🤖 AI Summary
This work addresses the challenge of efficiently adapting general-purpose imitation policies to novel task objectives and constraints while maintaining data efficiency and deployment robustness. The authors propose an instruction-conditioned policy optimization framework that integrates imitation learning with reinforcement learning, leveraging natural language task descriptions to automatically generate reward functions. For the first time, this approach combines human feedback on intermediate trajectories with a Eureka-style reward generation mechanism to enable personalized policy refinement. Evaluated on simulated pick-and-place tasks, the method significantly outperforms feedback-free baselines, achieving enhanced robustness with reduced computational overhead and enabling efficient reuse of general policies across diverse task configurations.
📝 Abstract
This paper presents PRISM: an instruction-conditioned refinement method for imitation policies in robotic manipulation.
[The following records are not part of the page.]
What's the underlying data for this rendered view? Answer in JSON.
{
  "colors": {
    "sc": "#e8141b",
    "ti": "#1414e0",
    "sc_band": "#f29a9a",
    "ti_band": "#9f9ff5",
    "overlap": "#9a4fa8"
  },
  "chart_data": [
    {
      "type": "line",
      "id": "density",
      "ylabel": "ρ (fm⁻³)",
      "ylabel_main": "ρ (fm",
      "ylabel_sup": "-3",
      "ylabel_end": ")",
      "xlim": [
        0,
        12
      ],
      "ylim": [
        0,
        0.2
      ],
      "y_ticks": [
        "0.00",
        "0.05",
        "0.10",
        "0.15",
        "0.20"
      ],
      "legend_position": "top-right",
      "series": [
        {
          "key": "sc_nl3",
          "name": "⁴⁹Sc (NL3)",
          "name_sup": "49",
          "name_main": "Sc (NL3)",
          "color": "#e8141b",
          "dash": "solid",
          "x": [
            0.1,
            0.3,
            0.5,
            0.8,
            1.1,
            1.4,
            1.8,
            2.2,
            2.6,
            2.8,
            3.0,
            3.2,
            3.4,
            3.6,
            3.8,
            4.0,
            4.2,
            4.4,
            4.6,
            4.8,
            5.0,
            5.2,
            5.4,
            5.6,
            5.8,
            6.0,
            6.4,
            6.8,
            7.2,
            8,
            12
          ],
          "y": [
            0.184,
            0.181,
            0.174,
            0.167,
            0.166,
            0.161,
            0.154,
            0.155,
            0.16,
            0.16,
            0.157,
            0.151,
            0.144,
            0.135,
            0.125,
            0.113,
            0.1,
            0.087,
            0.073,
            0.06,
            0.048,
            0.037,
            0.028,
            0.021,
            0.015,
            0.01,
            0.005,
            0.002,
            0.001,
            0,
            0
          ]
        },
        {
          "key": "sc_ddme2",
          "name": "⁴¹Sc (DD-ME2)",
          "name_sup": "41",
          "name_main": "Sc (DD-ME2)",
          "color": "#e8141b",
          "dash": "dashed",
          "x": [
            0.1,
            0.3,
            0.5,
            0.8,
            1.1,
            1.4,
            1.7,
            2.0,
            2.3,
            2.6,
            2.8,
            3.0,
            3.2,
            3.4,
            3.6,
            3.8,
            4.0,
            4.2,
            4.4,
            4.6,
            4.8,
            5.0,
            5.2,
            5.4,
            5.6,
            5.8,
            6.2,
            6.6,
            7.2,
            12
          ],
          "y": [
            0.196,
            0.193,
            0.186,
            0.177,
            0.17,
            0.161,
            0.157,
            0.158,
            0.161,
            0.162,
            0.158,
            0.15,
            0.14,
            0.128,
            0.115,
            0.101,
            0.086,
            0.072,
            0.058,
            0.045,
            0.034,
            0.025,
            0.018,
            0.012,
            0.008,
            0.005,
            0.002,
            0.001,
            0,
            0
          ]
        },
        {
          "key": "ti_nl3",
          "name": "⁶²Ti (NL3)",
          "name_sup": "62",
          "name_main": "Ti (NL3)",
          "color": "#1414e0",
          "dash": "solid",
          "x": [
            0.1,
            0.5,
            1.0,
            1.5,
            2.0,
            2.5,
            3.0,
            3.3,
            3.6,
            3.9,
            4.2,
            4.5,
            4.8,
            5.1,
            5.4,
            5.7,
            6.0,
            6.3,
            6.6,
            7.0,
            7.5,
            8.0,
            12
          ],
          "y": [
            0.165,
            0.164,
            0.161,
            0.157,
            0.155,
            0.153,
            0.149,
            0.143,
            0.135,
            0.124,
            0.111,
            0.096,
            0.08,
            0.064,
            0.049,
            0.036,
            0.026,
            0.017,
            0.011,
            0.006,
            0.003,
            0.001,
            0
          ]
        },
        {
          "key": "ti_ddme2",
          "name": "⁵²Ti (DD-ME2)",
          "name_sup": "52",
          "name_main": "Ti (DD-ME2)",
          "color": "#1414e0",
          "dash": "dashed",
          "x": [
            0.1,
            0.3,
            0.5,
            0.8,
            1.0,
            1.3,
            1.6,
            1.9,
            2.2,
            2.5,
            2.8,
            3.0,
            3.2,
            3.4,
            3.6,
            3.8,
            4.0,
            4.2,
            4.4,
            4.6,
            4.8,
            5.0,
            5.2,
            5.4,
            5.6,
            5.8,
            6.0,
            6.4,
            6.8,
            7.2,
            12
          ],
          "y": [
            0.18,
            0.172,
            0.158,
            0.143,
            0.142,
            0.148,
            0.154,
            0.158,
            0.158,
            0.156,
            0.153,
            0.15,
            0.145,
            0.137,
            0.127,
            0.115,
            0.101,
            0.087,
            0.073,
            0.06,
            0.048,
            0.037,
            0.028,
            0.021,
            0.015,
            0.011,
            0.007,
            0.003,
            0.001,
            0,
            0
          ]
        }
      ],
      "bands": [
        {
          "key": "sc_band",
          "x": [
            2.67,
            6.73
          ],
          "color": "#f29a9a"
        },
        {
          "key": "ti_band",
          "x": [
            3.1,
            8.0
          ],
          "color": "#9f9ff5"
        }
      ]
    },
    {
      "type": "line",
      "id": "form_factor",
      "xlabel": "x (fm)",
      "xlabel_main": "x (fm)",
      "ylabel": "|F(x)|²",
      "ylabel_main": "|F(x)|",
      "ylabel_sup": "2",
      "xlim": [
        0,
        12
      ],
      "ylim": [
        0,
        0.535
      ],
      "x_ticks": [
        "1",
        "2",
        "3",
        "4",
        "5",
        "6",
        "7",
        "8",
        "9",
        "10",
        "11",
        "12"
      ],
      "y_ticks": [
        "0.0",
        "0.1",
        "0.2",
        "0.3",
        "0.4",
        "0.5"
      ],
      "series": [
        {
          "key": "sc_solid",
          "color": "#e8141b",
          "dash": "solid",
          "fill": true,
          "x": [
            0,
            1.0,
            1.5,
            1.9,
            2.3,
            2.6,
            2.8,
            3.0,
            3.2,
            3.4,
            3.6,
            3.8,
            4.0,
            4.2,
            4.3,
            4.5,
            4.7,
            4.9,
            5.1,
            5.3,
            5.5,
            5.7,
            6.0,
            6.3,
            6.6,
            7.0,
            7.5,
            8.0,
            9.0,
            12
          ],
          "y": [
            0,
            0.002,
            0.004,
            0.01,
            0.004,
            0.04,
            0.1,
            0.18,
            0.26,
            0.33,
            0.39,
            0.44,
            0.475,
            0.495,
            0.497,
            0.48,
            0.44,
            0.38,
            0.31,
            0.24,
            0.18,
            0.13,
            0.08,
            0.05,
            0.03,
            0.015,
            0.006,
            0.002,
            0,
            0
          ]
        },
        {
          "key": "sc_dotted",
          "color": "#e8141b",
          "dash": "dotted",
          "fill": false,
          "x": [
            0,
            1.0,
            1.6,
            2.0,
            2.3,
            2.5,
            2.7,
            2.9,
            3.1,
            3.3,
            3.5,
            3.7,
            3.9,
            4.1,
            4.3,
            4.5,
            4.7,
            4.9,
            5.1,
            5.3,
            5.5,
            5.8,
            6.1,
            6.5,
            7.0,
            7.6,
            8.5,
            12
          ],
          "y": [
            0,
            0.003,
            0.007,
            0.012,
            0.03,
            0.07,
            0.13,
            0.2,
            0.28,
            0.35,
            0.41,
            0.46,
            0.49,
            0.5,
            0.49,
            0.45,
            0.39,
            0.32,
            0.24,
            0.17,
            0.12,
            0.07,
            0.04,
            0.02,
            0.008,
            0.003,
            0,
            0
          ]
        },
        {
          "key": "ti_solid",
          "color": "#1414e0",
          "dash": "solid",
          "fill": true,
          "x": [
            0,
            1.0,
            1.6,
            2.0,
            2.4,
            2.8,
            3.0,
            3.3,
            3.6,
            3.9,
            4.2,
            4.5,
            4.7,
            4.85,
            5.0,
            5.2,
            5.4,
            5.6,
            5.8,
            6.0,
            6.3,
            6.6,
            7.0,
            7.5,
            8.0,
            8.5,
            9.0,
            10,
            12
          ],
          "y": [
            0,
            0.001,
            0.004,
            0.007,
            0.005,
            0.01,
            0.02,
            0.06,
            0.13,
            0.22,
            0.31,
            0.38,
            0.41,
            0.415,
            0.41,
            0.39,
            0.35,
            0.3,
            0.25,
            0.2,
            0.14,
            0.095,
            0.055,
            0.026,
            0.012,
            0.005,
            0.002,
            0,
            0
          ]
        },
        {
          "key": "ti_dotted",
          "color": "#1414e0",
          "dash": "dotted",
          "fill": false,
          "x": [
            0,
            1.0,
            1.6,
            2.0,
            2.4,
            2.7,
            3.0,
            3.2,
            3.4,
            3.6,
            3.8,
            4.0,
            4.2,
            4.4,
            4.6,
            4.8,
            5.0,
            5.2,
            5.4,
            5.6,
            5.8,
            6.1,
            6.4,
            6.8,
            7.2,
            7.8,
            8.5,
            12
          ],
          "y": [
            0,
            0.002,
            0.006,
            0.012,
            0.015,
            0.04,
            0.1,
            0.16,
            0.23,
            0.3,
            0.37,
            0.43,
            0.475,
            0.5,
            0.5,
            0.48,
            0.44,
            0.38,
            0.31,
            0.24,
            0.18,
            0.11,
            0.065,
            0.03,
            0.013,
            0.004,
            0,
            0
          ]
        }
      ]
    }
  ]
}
This approach bridges Imitation Learning (IL) and Reinforcement Learning (RL) frameworks into a seamless pipeline, such that an imitation policy on a broad generic task, generated from a set of user-guided demonstrations, can be refined through reinforcement to generate new unseen fine-grain behaviours. The refinement process follows the Eureka paradigm, where reward functions for RL are iteratively generated from an initial natural-language task description. Presented approach, builds on top of this mechanism to adapt a refined IL policy of a generic task to new goal configurations and the introduction of constraints by adding also human feedback correction on intermediate rollouts, enabling policy reusability and therefore data efficiency. Results for a pick-and-place task in a simulated scenario show that proposed method outperforms policies without human feedback, improving robustness on deployment and reducing computational burden.